IFRO realiza evento em alusão ao Dia Nacional de Luta da Pessoa com Deficiência

O evento foi on-line em alusão ao Dia Nacional de Luta da Pessoa com Deficiência.

 


O Instituto Federal de Educação, Ciência e Tecnologia de Rondônia (IFRO), Campus Guajará-Mirim, promoveu na terça-feira (21/9) um evento on-line em alusão ao Dia Nacional de Luta da Pessoa com Deficiência. A atividade foi desenvolvida pelo Núcleo de Atendimento às Pessoas com Necessidades Educacionais Específicas (Napne) da unidade e contou com a participação de palestrantes e das comunidades interna e externa do IFRO.  O encontro virtual foi marcado por várias atrações, dentre elas: apresentação do Napne e da sua finalidade; apresentação cultural; palestras de profissionais da área da Educação e apresentação musical.

Segundo a Coordenadora do Napne – Campus Guajará-Mirim, Marilei Rodrigues, a live teve o objetivo de lembrar a importância histórica de luta por igualdade social das pessoas com deficiência. “Houve muita emoção com os relatos de superação dos convidados palestrantes, enfatizando a importância da luta constante por oportunidades e por justiça social”, destacou a docente, ressaltando que o evento reforça “o compromisso da instituição com a inclusão escolar e com esses indivíduos que muitas vezes são deixados de lado e impedidos de receber uma educação de qualidade. E principalmente evidenciar que a deficiência não pode ser impedimento para que as pessoas consigam atingir seus objetivos e realizações pessoais”.

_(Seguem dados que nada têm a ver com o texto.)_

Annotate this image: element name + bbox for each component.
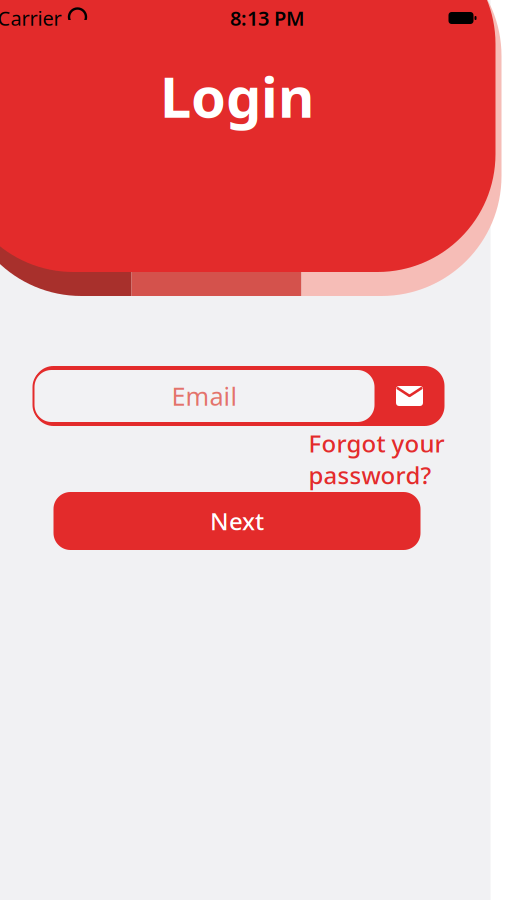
button[interactable]: Email — [34, 369, 376, 423]
button[interactable]: Email — [380, 366, 440, 426]
staticText: Login — [160, 59, 314, 133]
button[interactable]: Next — [54, 492, 420, 550]
staticText: Next — [210, 505, 264, 537]
staticText: 8:13 PM — [230, 5, 305, 31]
button[interactable]: Forgot your password? — [194, 444, 444, 474]
staticText: Carrier — [0, 5, 62, 31]
staticText: Email — [172, 379, 238, 413]
staticText: Forgot your password? — [308, 427, 444, 491]
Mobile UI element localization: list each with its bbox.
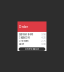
staticText: Espresso Blend	[19, 33, 33, 36]
button[interactable]: Espresso Blend	[18, 33, 46, 36]
button[interactable]: Cappuccino	[18, 36, 46, 39]
staticText: 4.25	[41, 36, 45, 39]
staticText: Checkout	[25, 48, 39, 51]
button[interactable]: Croissant	[18, 39, 46, 42]
staticText: Juice	[19, 43, 24, 46]
button[interactable]: Juice	[18, 42, 46, 46]
staticText: Cappuccino	[19, 36, 30, 39]
staticText: Croissant	[19, 40, 29, 42]
staticText: 3.50	[41, 33, 45, 36]
staticText: 3.00	[41, 43, 45, 46]
staticText: 2.75	[41, 40, 45, 42]
staticText: Order	[19, 25, 28, 29]
button[interactable]: Checkout	[19, 47, 45, 51]
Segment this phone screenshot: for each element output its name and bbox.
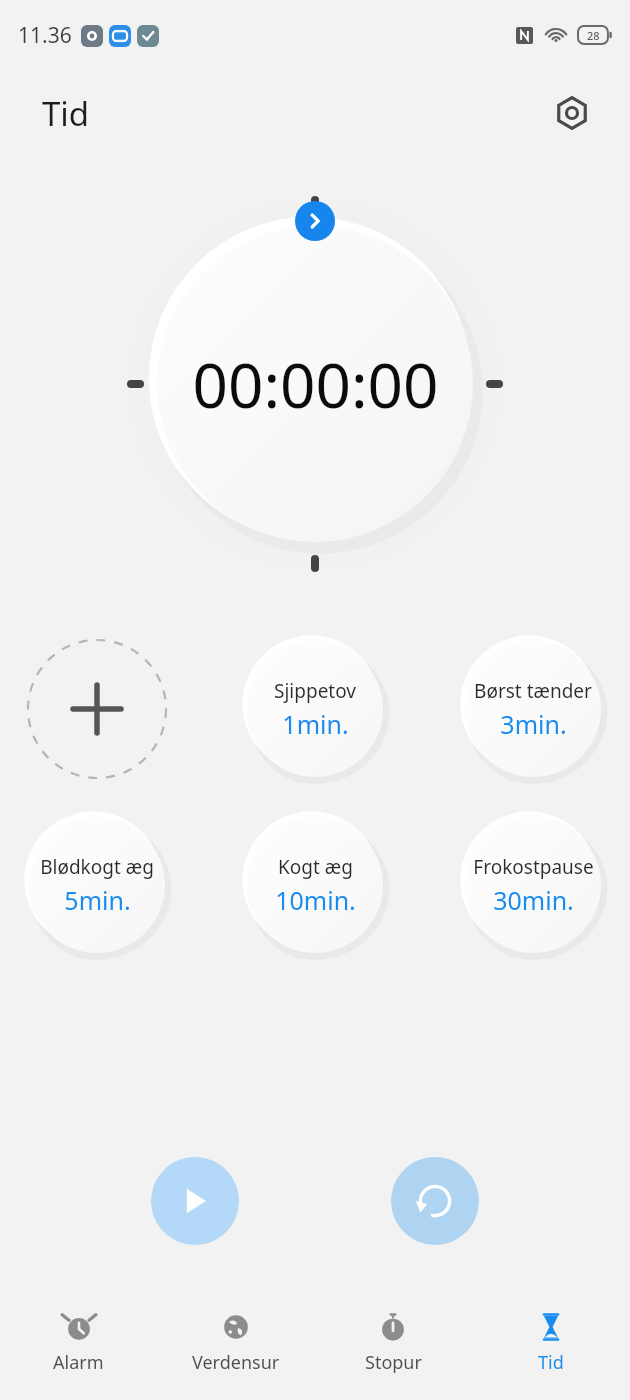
button[interactable]: Reset: [391, 1157, 479, 1245]
button[interactable]: Start: [151, 1157, 239, 1245]
button[interactable]: Børst tænder: [458, 634, 608, 784]
button[interactable]: Blødkogt æg: [22, 810, 172, 960]
button[interactable]: Frokostpause: [458, 810, 608, 960]
button[interactable]: Settings: [548, 89, 596, 137]
staticText: Kogt æg: [278, 854, 353, 880]
staticText: 00:00:00: [192, 342, 439, 426]
button[interactable]: Adjust timer: [295, 201, 335, 241]
staticText: Tid: [538, 1350, 564, 1375]
staticText: 5min.: [64, 883, 131, 917]
staticText: Stopur: [365, 1350, 422, 1375]
staticText: Sjippetov: [274, 678, 356, 704]
button[interactable]: Tid: [472, 1295, 630, 1375]
staticText: Blødkogt æg: [40, 854, 154, 880]
button[interactable]: Verdensur: [157, 1295, 314, 1375]
staticText: 10min.: [275, 883, 356, 917]
button[interactable]: Alarm: [0, 1295, 157, 1375]
button[interactable]: Stopur: [314, 1295, 472, 1375]
staticText: 28: [587, 28, 600, 43]
staticText: 30min.: [493, 883, 574, 917]
staticText: Alarm: [53, 1350, 104, 1375]
staticText: Tid: [42, 91, 90, 136]
staticText: 11.36: [18, 21, 72, 50]
staticText: Frokostpause: [473, 854, 594, 880]
staticText: Verdensur: [192, 1350, 280, 1375]
button[interactable]: Add timer: [22, 634, 172, 784]
staticText: 3min.: [500, 707, 567, 741]
button[interactable]: Kogt æg: [240, 810, 390, 960]
button[interactable]: Sjippetov: [240, 634, 390, 784]
staticText: Børst tænder: [474, 678, 592, 704]
staticText: 1min.: [282, 707, 349, 741]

live ocorreu via Google Meet e contou com palestras proferidas pelos professores Rosenilda Teixeira Amaral Canamari (PcD – Deficiência visual),  José Lourione Freitas Bernardino (PcD – Deficiência Visual) e Tanous Melhem Bouchabki Neto (PcD – Deficiência Física) e relatos de alunos com necessidades específicas atendidos pelo campus e seus mediadores virtuais.

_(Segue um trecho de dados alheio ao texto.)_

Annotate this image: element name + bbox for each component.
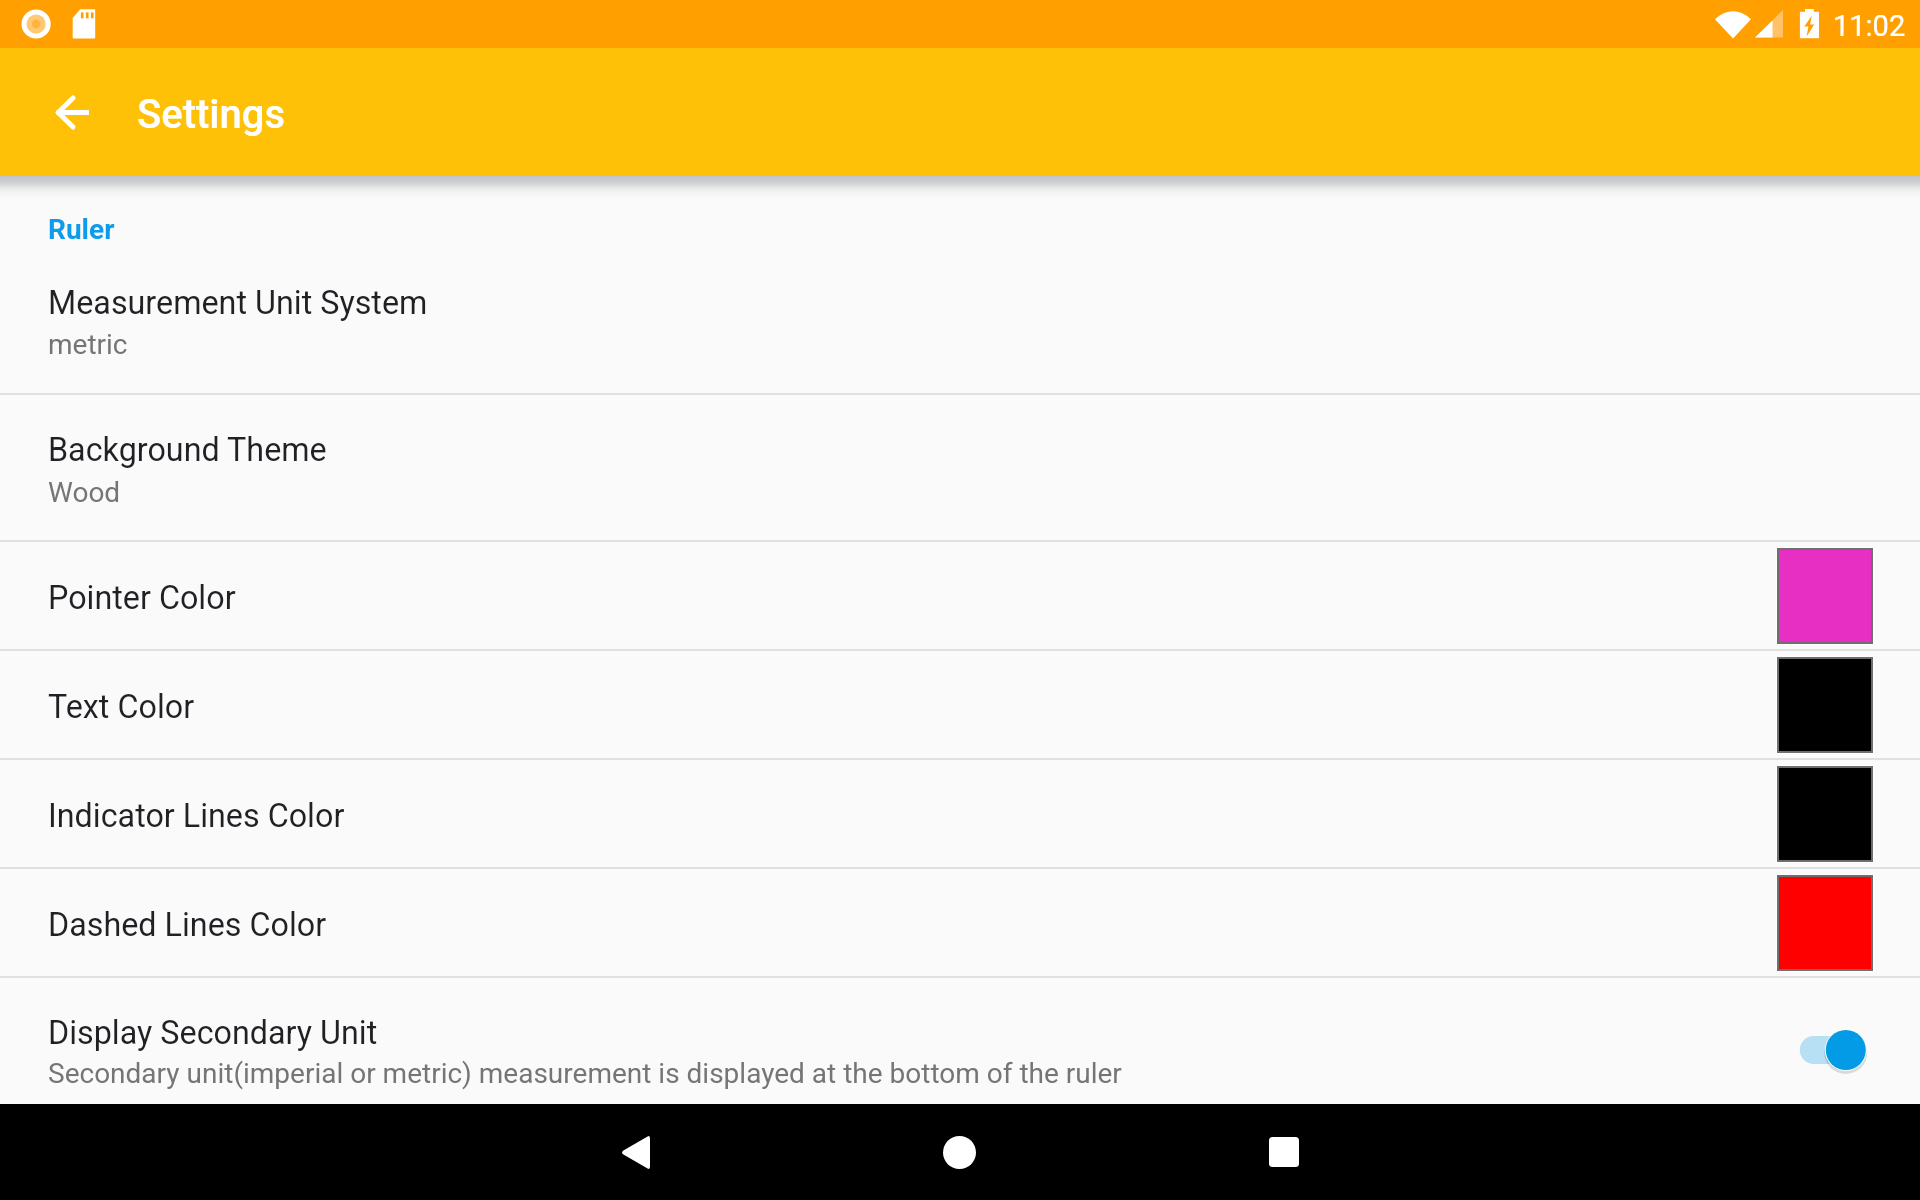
button[interactable]: Background Theme [0,395,1920,540]
button[interactable]: Navigate up [32,72,112,152]
staticText: Secondary unit(imperial or metric) measu… [48,1057,1122,1090]
button[interactable]: Back [588,1104,684,1200]
button[interactable]: Indicator Lines Color [0,760,1920,867]
staticText: Ruler [48,213,115,246]
staticText: metric [48,328,128,361]
staticText: Indicator Lines Color [48,797,345,835]
staticText: Measurement Unit System [48,284,428,322]
staticText: Settings [137,91,286,138]
button[interactable]: Home [911,1104,1007,1200]
button[interactable]: Text Color [0,651,1920,758]
button[interactable]: Measurement Unit System [0,265,1920,393]
staticText: Text Color [48,688,195,726]
button[interactable]: Display Secondary Unit [0,978,1920,1104]
staticText: Wood [48,476,121,509]
button[interactable]: Dashed Lines Color [0,869,1920,976]
staticText: Display Secondary Unit [48,1014,378,1052]
staticText: 11:02 [1833,9,1906,43]
staticText: Background Theme [48,431,327,469]
staticText: Pointer Color [48,579,236,617]
staticText: Dashed Lines Color [48,906,327,944]
button[interactable]: Recent apps [1236,1104,1332,1200]
button[interactable]: Pointer Color [0,542,1920,649]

O Napne do Campus Guajará-Mirim foi apresentado por Décio Keher Marques, professor de Filosofia e membro do núcleo. Uma das apresentações culturais da noite foi da discente Israelly Rocha Limeira (PcD – Deficiência auditiva), que cursa o 2º Ano do Curso Técnico em Informática Integrado ao Ensino Médio no Campus Guajará-Mirim.  

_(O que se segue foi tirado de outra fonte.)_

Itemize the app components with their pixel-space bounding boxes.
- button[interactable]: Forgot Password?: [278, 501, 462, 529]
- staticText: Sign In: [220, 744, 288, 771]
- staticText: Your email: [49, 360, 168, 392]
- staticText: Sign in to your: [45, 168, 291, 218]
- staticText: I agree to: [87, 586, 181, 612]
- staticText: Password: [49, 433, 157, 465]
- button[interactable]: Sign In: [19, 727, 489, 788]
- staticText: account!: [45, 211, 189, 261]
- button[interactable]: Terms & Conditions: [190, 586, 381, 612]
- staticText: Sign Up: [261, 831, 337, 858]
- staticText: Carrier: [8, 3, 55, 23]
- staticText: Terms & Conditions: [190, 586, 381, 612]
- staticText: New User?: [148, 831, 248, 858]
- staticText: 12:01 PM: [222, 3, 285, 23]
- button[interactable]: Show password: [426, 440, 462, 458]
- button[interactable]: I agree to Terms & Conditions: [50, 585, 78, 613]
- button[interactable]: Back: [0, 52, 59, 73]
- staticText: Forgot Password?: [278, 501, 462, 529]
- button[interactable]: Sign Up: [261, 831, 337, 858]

A Diretora-Geral do campus, Elaine Carvalho, disse ter se sentido muito grata por participar da live em comemoração ao Dia Nacional de Luta da Pessoa com Deficiência, “pois são pessoas lutadoras, centradas em seus objetivos e que enfrentam barreiras enormes para alcançá-los. Suas histórias de vida e os méritos por eles alcançados nos motivam a continuar e melhorar nosso compromisso de ser uma instituição de ensino inclusiva, que torna o inimaginável possível, auxiliando as pessoas com necessidades específicas a realizarem seus sonhos, através do trabalho árduo com os componentes do Napne. Obrigada a todos os servidores que, por motivação própria, se dedicam a esse trabalho maravilhoso”.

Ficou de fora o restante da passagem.